Saturday, March 8, 2014

Are you MENTAL?

I was thinking today about a short story I wrote years ago about an open ward in a Mental Hospital.  I doubt these facilities are available any longer, but at the time, I interviewed a number of patients to discover why they had committed themselves and the reasons were sometimes very surprising.

An open ward in a mental hospital could be a substitute for a holiday hotel, a cheap substitute for a 'health farm' or a refuge from an abusive spouse or lover as much as it was a place for the mentally ill or confused.  Many of the patients I interviewed were regular inmates who used the facilities for their own purposes.  They had as little in common with the 'real' inmates as with a pet goldfish.

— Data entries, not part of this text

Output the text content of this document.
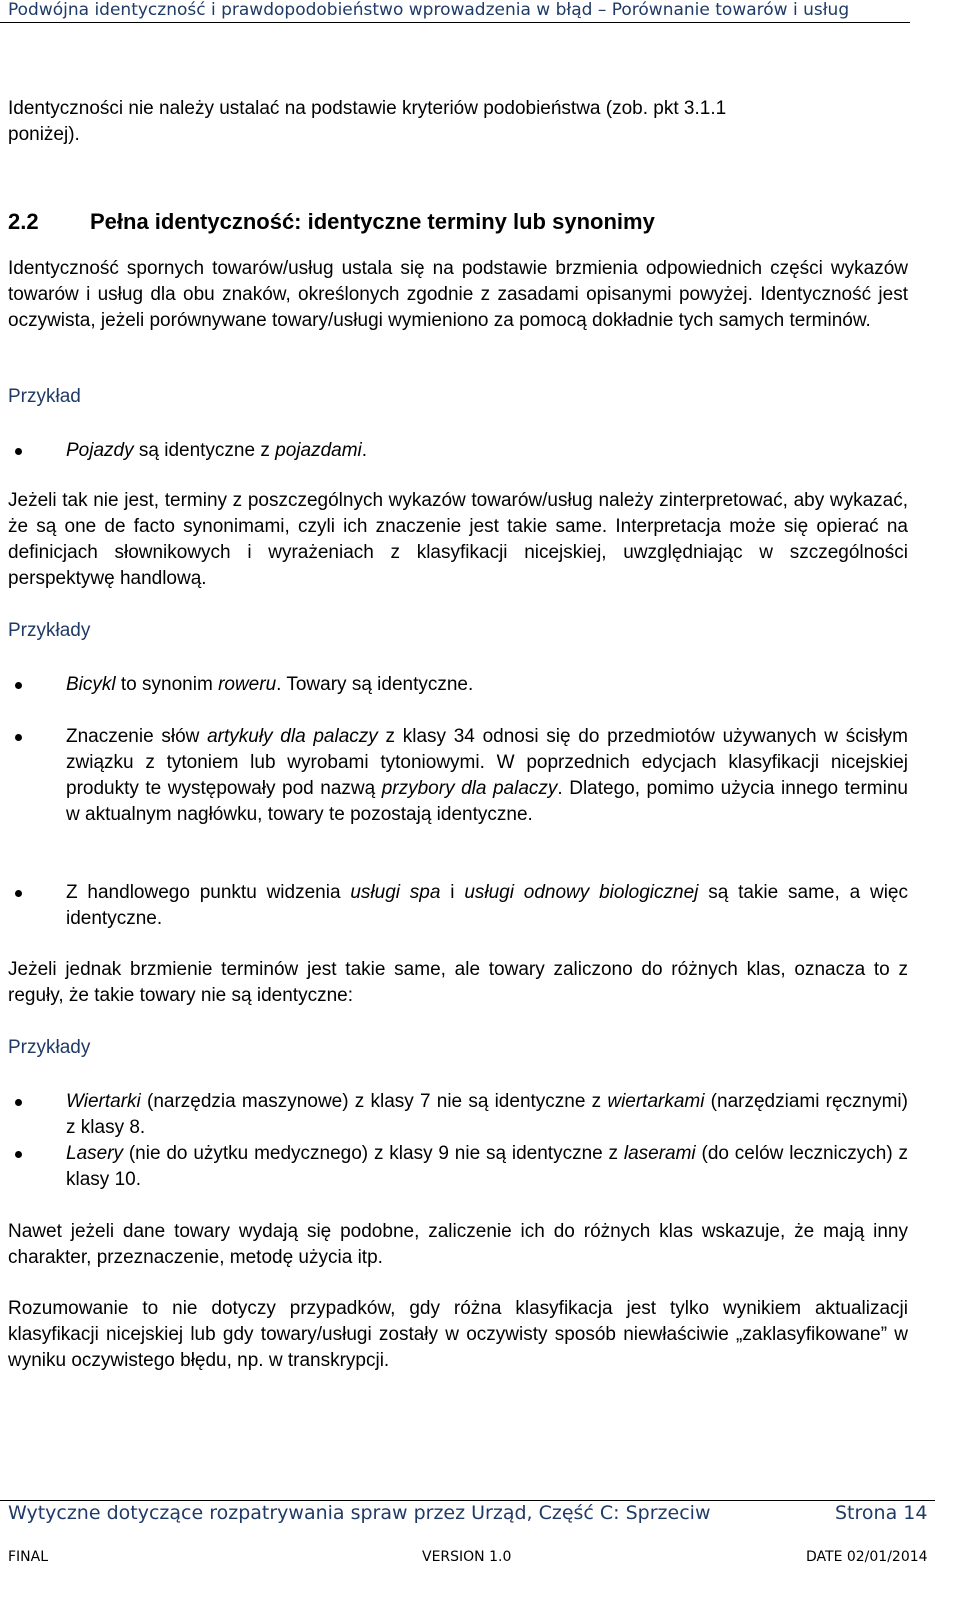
Podwójna identyczność i prawdopodobieństwo wprowadzenia w błąd – Porównanie towarów i usług

Identyczności nie należy ustalać na podstawie kryteriów podobieństwa (zob. pkt 3.1.1

poniżej).

2.2 Pełna identyczność: identyczne terminy lub synonimy

Identyczność spornych towarów/usług ustala się na podstawie brzmienia odpowiednich części wykazów towarów i usług dla obu znaków, określonych zgodnie z zasadami opisanymi powyżej. Identyczność jest oczywista, jeżeli porównywane towary/usługi wymieniono za pomocą dokładnie tych samych terminów.

Przykład

Pojazdy są identyczne z pojazdami.

Jeżeli tak nie jest, terminy z poszczególnych wykazów towarów/usług należy zinterpretować, aby wykazać, że są one de facto synonimami, czyli ich znaczenie jest takie same. Interpretacja może się opierać na definicjach słownikowych i wyrażeniach z klasyfikacji nicejskiej, uwzględniając w szczególności perspektywę handlową.

Przykłady

Bicykl to synonim roweru. Towary są identyczne.

Znaczenie słów artykuły dla palaczy z klasy 34 odnosi się do przedmiotów używanych w ścisłym związku z tytoniem lub wyrobami tytoniowymi. W poprzednich edycjach klasyfikacji nicejskiej produkty te występowały pod nazwą przybory dla palaczy. Dlatego, pomimo użycia innego terminu w aktualnym nagłówku, towary te pozostają identyczne.

Z handlowego punktu widzenia usługi spa i usługi odnowy biologicznej są takie same, a więc identyczne.

Jeżeli jednak brzmienie terminów jest takie same, ale towary zaliczono do różnych klas, oznacza to z reguły, że takie towary nie są identyczne:

Przykłady

Wiertarki (narzędzia maszynowe) z klasy 7 nie są identyczne z wiertarkami (narzędziami ręcznymi) z klasy 8.

Lasery (nie do użytku medycznego) z klasy 9 nie są identyczne z laserami (do celów leczniczych) z klasy 10.

Nawet jeżeli dane towary wydają się podobne, zaliczenie ich do różnych klas wskazuje, że mają inny charakter, przeznaczenie, metodę użycia itp.

Rozumowanie to nie dotyczy przypadków, gdy różna klasyfikacja jest tylko wynikiem aktualizacji klasyfikacji nicejskiej lub gdy towary/usługi zostały w oczywisty sposób niewłaściwie „zaklasyfikowane” w wyniku oczywistego błędu, np. w transkrypcji.

Wytyczne dotyczące rozpatrywania spraw przez Urząd, Część C: Sprzeciw	Strona 14
FINAL	VERSION 1.0	DATE 02/01/2014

One woman who weighed about three hundred pounds used the ward as a place to lose weight.  She would commit herself as often as her insurance would pay for the privilege.  I am not certain how much weight she ever lost but she confined herself to a liquid diet while staying at the mental institute.

Another woman was a 'suicide addict' who used the ward as a place from which to fire threats at her father, to convince him that she was tottering on the edge of the abyss.  In fact, she had a right jolly time seducing all the male nurses and aides.  Her regular attempts at suicide were coldly calculated never to cause any permanent physical damage or to place her actually at risk of meeting her maker.

A third committed herself to escape a husband who beat her regularly.  He was an alcoholic who had been in the war and suffered what now is called traumatic stress syndrome.  He should have been committed but of course had no intentions of changing any of his destructive and negative behaviour patterns.  She committed herself instead and he visited her daily, bringing gifts of flowers and books, appearing to all the world as an ideal spouse and loving companion.

There were real mental cases there as well but I could not interview them easily as most of them were rather anxious, even distraught.  There was a young man who paced up and down the corridor counting every step, back and forth, back and forth, throughout the day without any breaks in his routine.  The staff said that he did not remember even his name and that his only link with reality was his ability to count his paces.